Frau Präsidentin! Meine sehr geehrten Damen und Herren! Ich glaube, Sie stimmen mir alle zu, wenn ich sage, dass Hektik kein guter Ratgeber in komplizierten Situationen ist. So wie der Haushaltsentwurf der Landesregierung allerdings gestrickt wurde, kann man sehen, dass die Landesregierung genau diese allgemeingültige Erkenntnis nicht beachtet hat. Das, was hier hektisch zusammengestrickt wurde, ist für uns als SSW kein politisch zukunftsweisender Haushalt, sondern eine Aneinanderreihung von Grausamkeiten, die in keinster Weise mit politisch nachhaltigen Argumenten unterfüttert ist.
Ich mache der Landesregierung keinen Vorwurf daraus, sparen zu wollen. Ich mache der Regierung aber den Vorwurf, dass sie dabei weder über die Konsequenzen nachgedacht, noch die weiteren offensichtlichen Alternativen ins Auge gefasst hat.
Lieber Kollege, will man den Haushaltsentwurf bewerten, so muss man erst einmal betrachten, was die Grundlage für den Haushaltsentwurf ist. Wir stehen in der Tat vor großen Herausforderungen, die bewältigt werden müssen. Dabei sage ich ausdrücklich nicht, dass wir über unsere Verhältnisse gelebt haben. Soziale Errungenschaften, ökologisch nachhaltiges Wirken und eine gute Bildungspolitik sind kein Luxus, sondern eine Notwendigkeit.
Vielmehr ist es so, dass es uns in den vergangenen Jahrzehnten nur teilweise gelungen ist, SchleswigHolstein wirtschaftlich fit für die Zukunft zu machen. Das aber ist die Voraussetzung dafür, dass hier bei uns die Steuereinnahmen und -abgaben sprudeln können, damit wir die notwendigen Ausgaben gegenfinanzieren können. In den letzten 20 Jahren ist dabei schon viel geschehen - wie zum Beispiel in der Windenergiebranche, im Tourismus und in der maritimen Wirtschaft -, aber trotzdem konnten die Versäumnisse der Vorgängerjahrzehnte nicht aufgearbeitet werden. Wir haben den Strukturwandel bis heute nicht bewältigen können, und
das führt zur schlechten Finanzsituation, wie wir sie heute haben. Das hat auch die Politik in den 70er- und 80er-Jahren zu verantworten.

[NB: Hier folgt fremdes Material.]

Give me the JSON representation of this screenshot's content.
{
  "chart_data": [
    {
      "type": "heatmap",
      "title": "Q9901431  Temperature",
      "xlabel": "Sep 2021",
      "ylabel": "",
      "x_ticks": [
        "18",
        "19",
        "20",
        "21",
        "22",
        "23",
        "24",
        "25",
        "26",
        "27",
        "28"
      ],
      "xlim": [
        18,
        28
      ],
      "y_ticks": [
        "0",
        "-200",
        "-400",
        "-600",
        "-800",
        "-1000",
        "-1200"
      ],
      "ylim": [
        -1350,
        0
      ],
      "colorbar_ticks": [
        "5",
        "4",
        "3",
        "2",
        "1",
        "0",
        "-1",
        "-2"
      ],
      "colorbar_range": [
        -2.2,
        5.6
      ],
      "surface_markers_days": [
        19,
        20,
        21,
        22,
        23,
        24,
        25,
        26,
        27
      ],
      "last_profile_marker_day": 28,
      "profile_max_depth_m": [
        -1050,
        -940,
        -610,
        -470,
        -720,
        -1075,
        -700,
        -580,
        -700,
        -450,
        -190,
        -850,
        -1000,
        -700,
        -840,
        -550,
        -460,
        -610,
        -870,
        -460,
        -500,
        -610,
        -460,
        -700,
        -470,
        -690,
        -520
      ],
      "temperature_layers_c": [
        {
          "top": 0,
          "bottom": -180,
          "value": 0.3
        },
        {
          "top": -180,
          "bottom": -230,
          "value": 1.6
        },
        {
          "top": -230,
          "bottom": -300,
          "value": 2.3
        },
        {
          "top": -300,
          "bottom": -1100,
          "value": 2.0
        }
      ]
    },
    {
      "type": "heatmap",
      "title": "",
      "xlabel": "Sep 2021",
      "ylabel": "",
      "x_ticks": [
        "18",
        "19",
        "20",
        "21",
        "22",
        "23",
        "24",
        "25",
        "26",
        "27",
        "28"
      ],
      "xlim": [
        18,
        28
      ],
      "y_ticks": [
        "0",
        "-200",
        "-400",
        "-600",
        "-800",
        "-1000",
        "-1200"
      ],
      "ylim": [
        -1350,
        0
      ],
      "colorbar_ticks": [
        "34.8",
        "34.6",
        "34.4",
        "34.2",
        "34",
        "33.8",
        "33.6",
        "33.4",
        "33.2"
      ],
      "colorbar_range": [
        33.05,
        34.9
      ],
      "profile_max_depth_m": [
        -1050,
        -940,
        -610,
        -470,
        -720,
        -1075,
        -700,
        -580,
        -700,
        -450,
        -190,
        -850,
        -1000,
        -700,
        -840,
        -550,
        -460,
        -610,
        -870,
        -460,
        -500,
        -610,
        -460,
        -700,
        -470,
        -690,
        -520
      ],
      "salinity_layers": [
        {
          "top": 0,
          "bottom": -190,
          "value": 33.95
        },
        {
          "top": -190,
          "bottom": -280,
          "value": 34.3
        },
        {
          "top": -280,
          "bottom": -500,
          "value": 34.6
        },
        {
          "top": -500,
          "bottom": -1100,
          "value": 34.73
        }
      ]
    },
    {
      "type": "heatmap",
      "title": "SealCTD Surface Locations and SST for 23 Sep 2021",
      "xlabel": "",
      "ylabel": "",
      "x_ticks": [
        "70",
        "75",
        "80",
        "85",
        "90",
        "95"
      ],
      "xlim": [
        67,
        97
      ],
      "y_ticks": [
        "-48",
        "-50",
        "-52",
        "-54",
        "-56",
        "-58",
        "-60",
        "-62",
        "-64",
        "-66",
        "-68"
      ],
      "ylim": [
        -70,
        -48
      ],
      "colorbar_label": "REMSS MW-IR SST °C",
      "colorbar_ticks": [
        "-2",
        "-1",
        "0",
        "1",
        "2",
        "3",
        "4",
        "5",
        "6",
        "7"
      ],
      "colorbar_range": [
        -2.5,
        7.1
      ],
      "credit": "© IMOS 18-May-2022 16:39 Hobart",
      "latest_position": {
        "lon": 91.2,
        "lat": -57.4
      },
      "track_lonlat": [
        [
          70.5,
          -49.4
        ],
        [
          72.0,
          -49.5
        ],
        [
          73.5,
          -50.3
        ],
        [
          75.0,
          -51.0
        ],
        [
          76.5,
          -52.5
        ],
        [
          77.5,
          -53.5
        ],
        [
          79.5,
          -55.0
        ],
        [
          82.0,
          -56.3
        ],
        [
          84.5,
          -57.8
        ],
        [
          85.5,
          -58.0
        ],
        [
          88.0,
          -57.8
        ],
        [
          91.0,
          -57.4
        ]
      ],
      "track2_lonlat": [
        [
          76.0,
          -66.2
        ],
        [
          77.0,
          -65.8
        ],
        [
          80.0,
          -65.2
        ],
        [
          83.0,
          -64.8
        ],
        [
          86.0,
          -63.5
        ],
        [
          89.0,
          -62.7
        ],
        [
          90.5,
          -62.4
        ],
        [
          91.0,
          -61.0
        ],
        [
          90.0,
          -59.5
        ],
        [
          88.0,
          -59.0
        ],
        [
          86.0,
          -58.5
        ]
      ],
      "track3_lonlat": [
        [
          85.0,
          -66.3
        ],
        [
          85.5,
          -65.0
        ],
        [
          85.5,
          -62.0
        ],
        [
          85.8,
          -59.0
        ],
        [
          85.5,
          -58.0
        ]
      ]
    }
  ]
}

Am Jahresende werden wir 26 Milliarden € Schulden haben, die uns jährlich rund 1 Milliarde € an Zinszahlungen kosten. Dies ist wie gesagt kein Ausfluss ausufernder Ausgaben, die sich markant von denen anderer Länder unterschieden haben, sondern liegt begründet in der Strukturschwäche des Landes Schleswig-Holstein. Mit der Schuldenbremse haben wir festgelegt, dass wir diese Schulden zwar noch nicht abbauen können, aber wir wollen die Neuverschuldung bis 2020 auf null setzen.
Dies ist eine sehr verantwortungsvolle Bremse, da man nicht sofort eine Vollbremsung macht, sondern das Fahrzeug quasi langsam aber sicher zum Stehen bringen will. Wenn wir dies aber so vor Augen haben, dann verstehe ich nicht, warum die Landesregierung nun so konzeptlos mit Kürzungen um sich wirft. Der SSW hat in der Debatte zur Schuldenbremse deutlich gemacht - das haben andere Parteien auch getan -, dass wir am Abbaupfad mitwirken wollen. Wir sind uns unserer Verantwortung bewusst. Deshalb haben wir für die Schuldenbremse gestimmt. Wir sind der Auffassung, dass nur gemeinsames Handeln zu einer nachhaltigen Entwicklung des Landes führen kann.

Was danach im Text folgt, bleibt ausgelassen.